Его мучила болезнь. Немощь день от дня все сильнее сковывала его тело. А могучий ум жил. Воля побеждала дрожание пальцев, державших карандаш. И бежали по бумаге слова, вереницы цифр. Итог — за три последних отпущенных судьбой года сделано огромно много. Написаны новые работы. Обновлены некоторые старые. Опубликован сборник «Избранных трудов», статьи в журналах и газетах. Были сотни встреч и бесед с теми, кто принял или принимает эстафету. И потому конечно же была у него в эти годы и радость творчества, и радость признания.

«Я почувствовал любовь народных масс…» Это не случайно сказано в последнем слове, в последнем письме великого ученого и изобретателя.

Он назван знаменитым деятелем науки. Это, несомненно, верно. Он был деятелем. Он стал знаменитым.

Но это не исчерпывает дела его жизни. Он был конечно же великим первопроходцем на путях знания!

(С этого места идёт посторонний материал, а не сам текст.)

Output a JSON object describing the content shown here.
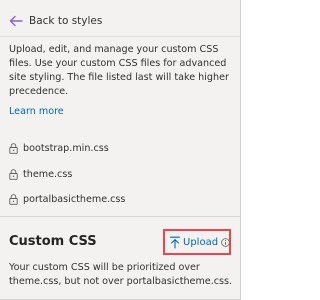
{
  "nav": {
    "back_label": "Back to styles"
  },
  "intro": {
    "description": "Upload, edit, and manage your custom CSS files. Use your custom CSS files for advanced site styling. The file listed last will take higher precedence.",
    "learn_more": "Learn more"
  },
  "files": [
    {
      "name": "bootstrap.min.css",
      "icon": "lock-icon"
    },
    {
      "name": "theme.css",
      "icon": "lock-icon"
    },
    {
      "name": "portalbasictheme.css",
      "icon": "lock-icon"
    }
  ],
  "custom_css": {
    "title": "Custom CSS",
    "upload_label": "Upload",
    "upload_icon": "upload-icon",
    "info_icon": "info-icon",
    "note": "Your custom CSS will be prioritized over theme.css, but not over portalbasictheme.css."
  },
  "colors": {
    "link": "#0067b8",
    "back_arrow": "#605e5c",
    "highlight_border": "#e8474f",
    "panel_background": "#f3f2f1"
  }
}
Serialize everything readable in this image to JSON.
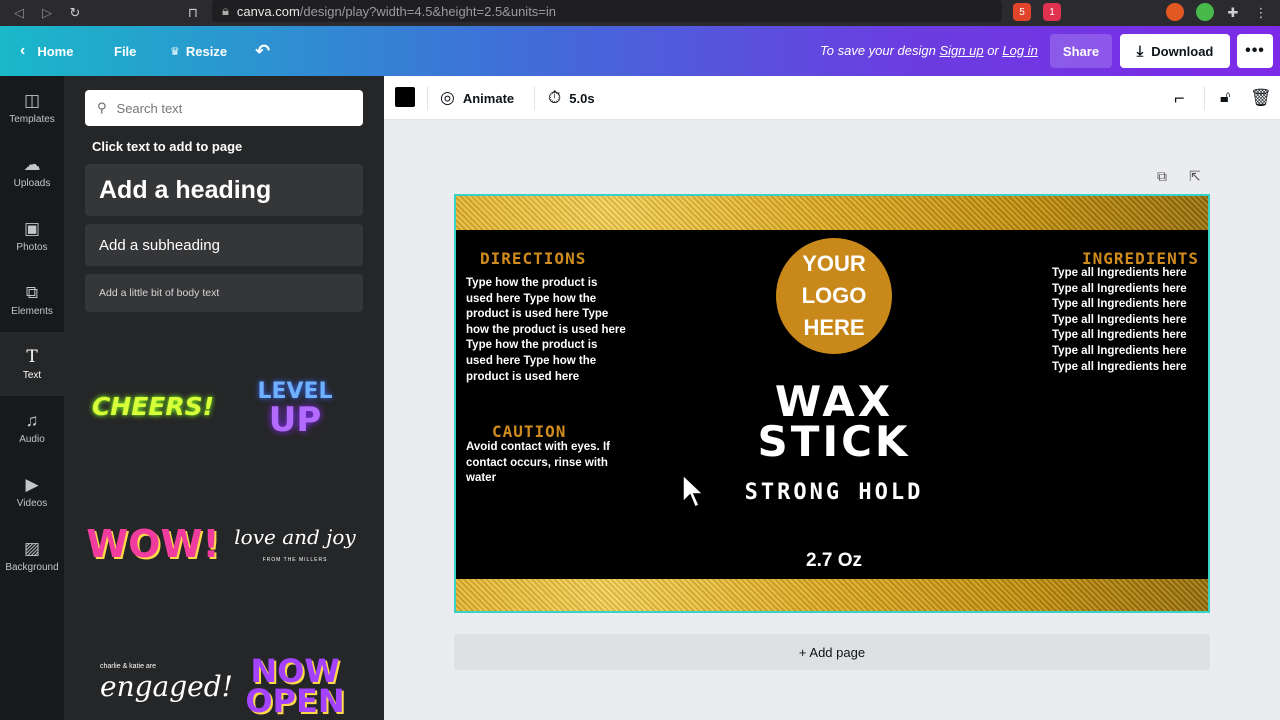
{
  "browser": {
    "url_host": "canva.com",
    "url_path": "/design/play?width=4.5&height=2.5&units=in",
    "ext_badge_1": "5",
    "ext_badge_2": "1"
  },
  "topbar": {
    "home": "Home",
    "file": "File",
    "resize": "Resize",
    "save_prefix": "To save your design ",
    "sign_up": "Sign up",
    "or": " or ",
    "log_in": "Log in",
    "share": "Share",
    "download": "Download"
  },
  "rail": {
    "items": [
      {
        "label": "Templates",
        "icon": "templates-icon"
      },
      {
        "label": "Uploads",
        "icon": "upload-icon"
      },
      {
        "label": "Photos",
        "icon": "photo-icon"
      },
      {
        "label": "Elements",
        "icon": "elements-icon"
      },
      {
        "label": "Text",
        "icon": "text-icon"
      },
      {
        "label": "Audio",
        "icon": "audio-icon"
      },
      {
        "label": "Videos",
        "icon": "video-icon"
      },
      {
        "label": "Background",
        "icon": "background-icon"
      }
    ]
  },
  "panel": {
    "search_placeholder": "Search text",
    "hint": "Click text to add to page",
    "heading": "Add a heading",
    "subheading": "Add a subheading",
    "body": "Add a little bit of body text",
    "stickers": {
      "cheers": "CHEERS!",
      "level": "LEVEL",
      "up": "UP",
      "wow": "WOW!",
      "love": "love and joy",
      "love_sub": "FROM THE MILLERS",
      "engaged_top": "charlie & katie are",
      "engaged": "engaged!",
      "now": "NOW",
      "open": "OPEN"
    }
  },
  "toolbar": {
    "color": "#000000",
    "animate": "Animate",
    "duration": "5.0s"
  },
  "design": {
    "directions_title": "DIRECTIONS",
    "directions_body": "Type how the product is used here Type how the product is used here Type how the product is used here Type how the product is used here Type how the product is used here",
    "caution_title": "CAUTION",
    "caution_body": "Avoid contact with eyes. If contact occurs, rinse with water",
    "logo_line1": "YOUR",
    "logo_line2": "LOGO",
    "logo_line3": "HERE",
    "wax": "WAX",
    "stick": "STICK",
    "strong_hold": "STRONG HOLD",
    "weight": "2.7 Oz",
    "ingredients_title": "INGREDIENTS",
    "ingredients": [
      "Type all Ingredients here",
      "Type all Ingredients here",
      "Type all Ingredients here",
      "Type all Ingredients here",
      "Type all Ingredients here",
      "Type all Ingredients here",
      "Type all Ingredients here"
    ]
  },
  "add_page": "+ Add page",
  "colors": {
    "accent_teal": "#1ab8c9",
    "accent_purple": "#7d2ae8",
    "gold": "#d08b1e",
    "selection": "#37d3c8"
  }
}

Одно лишь его открытие и научное обоснование возможности для человека с помощью реактивной силы победить земное тяготение и сделать шаг в космос, а в конечном счете развернуть перед человечеством безграничную перспективу познания и освоения околосолнечного пространства — одно лишь это ставит Циолковского рядом с великими учеными-новаторами Коперником, Ньютоном, Дарвином, Менделеевым, Павловым, Поповым, Эйнштейном. Но потрясает душу не только это главное творческое свершение Циолковского. Каждого, кто читал его труды, потрясает способность его ума генерировать самые разные новые идеи и изобретения. Какими только проблемами он не интересовался и каждой находил оригинальные решения. Он работал, например, над способами добывания воды в пустынях и конструкцией пишущей машинки, над проблемой питания в космическом полете и скафандрами и т. д. Мне кажется, что по масштабу и многогранности своей творческой личности Циолковский больше всего близок к Леонардо да Винчи.

Последняя работа Константина Эдуардовича Циолковского — «Авиация, воздухоплавание и ракетоплавание в XX веке» — была опубликована сразу после его смерти на страницах газеты «За рулем». А вскоре в журнале «Молодая гвардия» появилась и его наиболее полная автобиография.

С тех пор прошли годы и годы…

Имя «калужского мечтателя», всемирно признанного великого ученого и изобретателя Константина Эдуардовича Циолковского навечно вошло в историю человечества. Вспоминать о нем, о его трагической и счастливой жизни, будут многие поколения, и не только как об ученом и изобретателе-первопроходце, но и как о человеке, с которого можно смело «делать жизнь».